Mas um crime em especial me chamou a atenção.
Não tem nada a ver com a trama
em si. Aparece apenas numa página
de jornal, e seu relato é lido em voz
alta pelo xerife Tommy Lee Jones a
um auxiliar.
Os proprietários de um lar de velhinhos, conta o xerife, costumavam
matar seus clientes para ficar com o
dinheiro da pensão. Enterravam os
corpos no quintal.
Nada que impressionasse o cansado xerife, a não ser pelo fato de que,
antes de serem mortos, os velhinhos
eram torturados. "Para quê isso?",
pergunta o xerife, que depois especula: "Talvez a televisão do lugar estivesse quebrada."

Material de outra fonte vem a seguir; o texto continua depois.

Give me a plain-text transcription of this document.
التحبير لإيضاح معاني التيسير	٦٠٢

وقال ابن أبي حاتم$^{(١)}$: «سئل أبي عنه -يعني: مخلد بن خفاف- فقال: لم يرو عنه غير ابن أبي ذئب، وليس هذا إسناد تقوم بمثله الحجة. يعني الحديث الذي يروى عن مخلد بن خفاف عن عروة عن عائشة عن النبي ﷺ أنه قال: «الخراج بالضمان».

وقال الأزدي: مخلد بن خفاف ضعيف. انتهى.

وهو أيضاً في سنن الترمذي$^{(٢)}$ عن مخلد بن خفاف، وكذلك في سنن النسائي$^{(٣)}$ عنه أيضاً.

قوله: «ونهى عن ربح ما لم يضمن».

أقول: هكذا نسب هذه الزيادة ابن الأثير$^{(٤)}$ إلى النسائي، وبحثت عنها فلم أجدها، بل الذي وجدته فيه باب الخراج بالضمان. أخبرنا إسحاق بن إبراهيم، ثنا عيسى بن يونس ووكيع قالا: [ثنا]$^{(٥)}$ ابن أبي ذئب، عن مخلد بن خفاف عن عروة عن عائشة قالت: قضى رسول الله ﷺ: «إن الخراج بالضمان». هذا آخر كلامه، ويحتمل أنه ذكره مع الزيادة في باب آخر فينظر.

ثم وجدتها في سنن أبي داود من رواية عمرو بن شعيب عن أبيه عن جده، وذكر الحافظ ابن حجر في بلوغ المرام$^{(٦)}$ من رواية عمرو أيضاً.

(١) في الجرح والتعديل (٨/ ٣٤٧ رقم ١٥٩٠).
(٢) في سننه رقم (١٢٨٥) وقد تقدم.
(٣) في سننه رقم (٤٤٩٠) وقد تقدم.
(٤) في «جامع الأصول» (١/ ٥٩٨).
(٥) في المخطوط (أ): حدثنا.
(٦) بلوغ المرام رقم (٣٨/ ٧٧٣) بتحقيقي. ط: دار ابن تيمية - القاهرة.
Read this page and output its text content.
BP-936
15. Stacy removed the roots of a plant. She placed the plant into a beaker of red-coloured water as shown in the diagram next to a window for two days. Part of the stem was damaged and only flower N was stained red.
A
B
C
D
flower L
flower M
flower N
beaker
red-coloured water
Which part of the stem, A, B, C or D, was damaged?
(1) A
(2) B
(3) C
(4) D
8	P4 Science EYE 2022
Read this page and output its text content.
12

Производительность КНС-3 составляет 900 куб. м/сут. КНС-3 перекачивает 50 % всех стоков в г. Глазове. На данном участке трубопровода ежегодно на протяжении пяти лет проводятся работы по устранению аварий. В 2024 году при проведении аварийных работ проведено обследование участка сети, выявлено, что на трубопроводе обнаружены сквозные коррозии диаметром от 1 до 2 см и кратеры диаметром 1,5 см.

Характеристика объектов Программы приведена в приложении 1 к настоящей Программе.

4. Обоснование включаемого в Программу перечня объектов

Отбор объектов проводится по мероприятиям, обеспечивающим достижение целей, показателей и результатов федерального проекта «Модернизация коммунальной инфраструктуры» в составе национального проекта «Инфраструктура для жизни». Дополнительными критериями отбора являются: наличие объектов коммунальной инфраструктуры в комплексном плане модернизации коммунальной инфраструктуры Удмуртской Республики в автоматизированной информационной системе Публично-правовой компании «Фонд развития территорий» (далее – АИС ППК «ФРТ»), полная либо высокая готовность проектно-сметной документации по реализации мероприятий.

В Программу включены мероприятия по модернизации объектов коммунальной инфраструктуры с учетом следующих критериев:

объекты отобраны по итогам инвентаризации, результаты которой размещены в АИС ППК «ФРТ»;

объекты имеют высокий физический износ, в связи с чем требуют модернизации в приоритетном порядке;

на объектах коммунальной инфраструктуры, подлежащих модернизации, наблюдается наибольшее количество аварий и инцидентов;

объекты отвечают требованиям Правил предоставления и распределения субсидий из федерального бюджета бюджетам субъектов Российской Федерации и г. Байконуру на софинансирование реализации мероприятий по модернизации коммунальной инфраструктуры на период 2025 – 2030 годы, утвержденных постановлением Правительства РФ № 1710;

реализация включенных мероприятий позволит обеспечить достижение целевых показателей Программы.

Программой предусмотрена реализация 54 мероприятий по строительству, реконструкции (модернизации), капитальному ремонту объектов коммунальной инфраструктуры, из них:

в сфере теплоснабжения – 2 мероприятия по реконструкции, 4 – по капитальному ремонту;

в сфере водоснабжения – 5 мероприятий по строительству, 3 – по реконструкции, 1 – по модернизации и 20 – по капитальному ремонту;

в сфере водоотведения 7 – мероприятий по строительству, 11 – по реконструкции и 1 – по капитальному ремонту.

O crime só foi descoberto, prossegue a reportagem, porque um velho
fugiu. Foi encontrado na rua sem
roupas, usando apenas uma coleira
de cachorro.
Foi só aí que a vizinhança percebeu, continua o xerife. "Ninguém
notou nada de estranho enquanto os
donos do asilo cavavam sepulturas
no terreno..."
A estranheza e a gratuidade do
mal estão presentes o tempo todo
em "Onde os Fracos Não Têm Vez".
Mas a notícia de jornal lida pelo xerife é capaz de despertar outras associações no espectador.
Estamos, sem dúvida, mais próximos de Abu Ghraib, onde prisioneiros iraquianos foram torturados (e
fotografados) por soldados dos Estados Unidos, do que da paisagem da
fronteira entre o México e os Estados Unidos, lindamente descortinada nas primeiras cenas deste filme
policial.
Talvez não seja despropositado
aprofundar um pouco essa associação. Como é freqüente nos filmes
dos irmãos Coen, uma operação desonesta, mas relativamente simples
e segura, logo começa a dar errado.
Pessoas mais ou menos comuns
vêem-se diante da oportunidade de
dar uma boa virada na vida -mas as
coisas são sempre muito mais complicadas do que se pensa quando padrões ordinários de decência são
rompidos.
A idéia da "big mess", da grande
trapalhada, está presente com tanta
intensidade no filme quanto nas notícias sobre a Guerra do Iraque. Parece ser resultado menos de um acidente do que de uma predestinação.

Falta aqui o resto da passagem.